What is the difference between the Consumer Price Index (CPI) and the Gross Domestic Product (GDP) Deflator?

What is the purpose of these? Is the official inflation rate always representative of the actual price changes? What is the reason for this


1
Expert's answer
2021-04-26T20:57:25-0400

What is the difference between the Consumer Price Index (CPI) and the Gross Domestic Product (GDP) Deflator?

  1. The GDP deflator measures the prices of all goods and services produced, whereas the CPI measures the prices of only the goods and services bought by consumers. Thus, an increase in the price of goods bought by firms or the government will show up in the GDP deflator but not in the CPI.
  2. The CPI assigns fixed weights to the prices of different goods, whereas the GDP deflator assigns changing weights. In other words, the CPI is computed using a fixed basket of goods, whereas the GDP deflator allows the basket of goods to change over time as the composition of GDP changes.

What is the purpose of these?

The GDP price deflator tracks price increases through all goods and services manufactured in a given economy. Economists will calculate the rate of real economic activity from one year to the next by using the GDP price deflator.

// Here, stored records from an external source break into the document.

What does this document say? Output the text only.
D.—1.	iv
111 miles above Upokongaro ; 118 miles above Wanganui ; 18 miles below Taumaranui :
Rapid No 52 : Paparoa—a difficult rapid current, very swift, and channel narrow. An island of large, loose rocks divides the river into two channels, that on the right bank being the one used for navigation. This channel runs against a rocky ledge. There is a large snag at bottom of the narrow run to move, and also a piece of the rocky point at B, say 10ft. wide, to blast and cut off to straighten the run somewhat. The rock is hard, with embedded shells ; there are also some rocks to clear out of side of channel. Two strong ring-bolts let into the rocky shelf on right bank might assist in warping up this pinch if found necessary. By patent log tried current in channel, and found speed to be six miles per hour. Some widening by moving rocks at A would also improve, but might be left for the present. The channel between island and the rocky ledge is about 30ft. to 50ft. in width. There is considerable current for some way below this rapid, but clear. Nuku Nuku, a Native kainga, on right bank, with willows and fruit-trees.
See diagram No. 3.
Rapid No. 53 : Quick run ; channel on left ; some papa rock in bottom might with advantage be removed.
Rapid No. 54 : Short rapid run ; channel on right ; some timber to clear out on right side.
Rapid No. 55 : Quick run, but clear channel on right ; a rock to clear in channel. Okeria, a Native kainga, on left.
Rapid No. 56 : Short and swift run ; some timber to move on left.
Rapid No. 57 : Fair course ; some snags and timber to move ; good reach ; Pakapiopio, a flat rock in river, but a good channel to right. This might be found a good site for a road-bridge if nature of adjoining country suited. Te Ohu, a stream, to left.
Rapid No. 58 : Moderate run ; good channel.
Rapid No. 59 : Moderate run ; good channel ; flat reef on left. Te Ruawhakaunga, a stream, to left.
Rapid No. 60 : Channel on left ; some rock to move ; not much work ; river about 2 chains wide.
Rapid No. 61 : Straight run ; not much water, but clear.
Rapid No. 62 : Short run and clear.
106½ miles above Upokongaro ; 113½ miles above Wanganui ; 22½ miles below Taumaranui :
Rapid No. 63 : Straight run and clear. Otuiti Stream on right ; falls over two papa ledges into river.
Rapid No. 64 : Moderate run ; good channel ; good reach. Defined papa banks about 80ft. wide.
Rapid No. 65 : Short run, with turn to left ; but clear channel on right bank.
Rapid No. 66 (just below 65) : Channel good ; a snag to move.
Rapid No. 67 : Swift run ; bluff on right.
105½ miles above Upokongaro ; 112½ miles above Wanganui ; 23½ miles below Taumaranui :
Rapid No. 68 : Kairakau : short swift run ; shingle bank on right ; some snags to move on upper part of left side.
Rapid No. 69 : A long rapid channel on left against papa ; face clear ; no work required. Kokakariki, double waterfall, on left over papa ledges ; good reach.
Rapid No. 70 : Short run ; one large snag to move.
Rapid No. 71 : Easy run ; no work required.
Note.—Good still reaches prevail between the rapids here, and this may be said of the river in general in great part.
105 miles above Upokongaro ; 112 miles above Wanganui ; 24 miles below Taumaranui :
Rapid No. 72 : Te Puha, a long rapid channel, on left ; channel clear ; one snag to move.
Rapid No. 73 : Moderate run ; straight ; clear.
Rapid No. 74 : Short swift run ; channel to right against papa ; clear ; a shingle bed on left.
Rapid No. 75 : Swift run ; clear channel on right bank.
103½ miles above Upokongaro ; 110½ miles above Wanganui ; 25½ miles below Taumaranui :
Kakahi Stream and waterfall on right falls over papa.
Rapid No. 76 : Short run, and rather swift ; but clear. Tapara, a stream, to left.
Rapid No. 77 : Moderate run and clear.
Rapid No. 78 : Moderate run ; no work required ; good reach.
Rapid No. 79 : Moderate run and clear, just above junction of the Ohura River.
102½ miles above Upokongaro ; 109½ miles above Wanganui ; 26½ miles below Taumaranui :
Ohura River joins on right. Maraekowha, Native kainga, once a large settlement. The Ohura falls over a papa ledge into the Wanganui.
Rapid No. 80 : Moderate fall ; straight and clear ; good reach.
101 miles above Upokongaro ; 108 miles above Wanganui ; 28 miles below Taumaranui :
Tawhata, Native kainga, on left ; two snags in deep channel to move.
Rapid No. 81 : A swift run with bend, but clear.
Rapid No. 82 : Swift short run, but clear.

The Consumer Price Index (CPI) calculates the overall rise in prices paid by consumers for a package of goods and services over time, also known as inflation. It aims to estimate an economy's overall price level and, as a result, the buying power of a country's unit of currency.


Is the official inflation rate always representative of the actual price changes? What is the reason for this

Price levels and inflation rates are simplified versions of dynamic processes that can be deceiving at times. A basket of goods/commodities and services is commonly used to gauge market level by looking at how their values adjust over time. This is concerning since there are almost an infinite number of goods and services in an economy, the vast majority of which are never taken into account when determining the price cost. When calculating the CPI, shifts intuition and health care costs, for example, are not taken into account. The rate of publicly announced inflation would be higher if these two were present. These calculations ignore the fact that the economy is competitive, and prices for millions of commodities change on a daily basis. These equations suggest that the economy is either stagnant or tends to a state of equilibrium that does not exist in fact. In certain cases, this kind of data is just economic history, and attempting to use it to forecast the future isn't necessarily straightforward. In general, a higher price level is associated with a higher inflation rate, while a lower price level is associated with a lower inflation rate.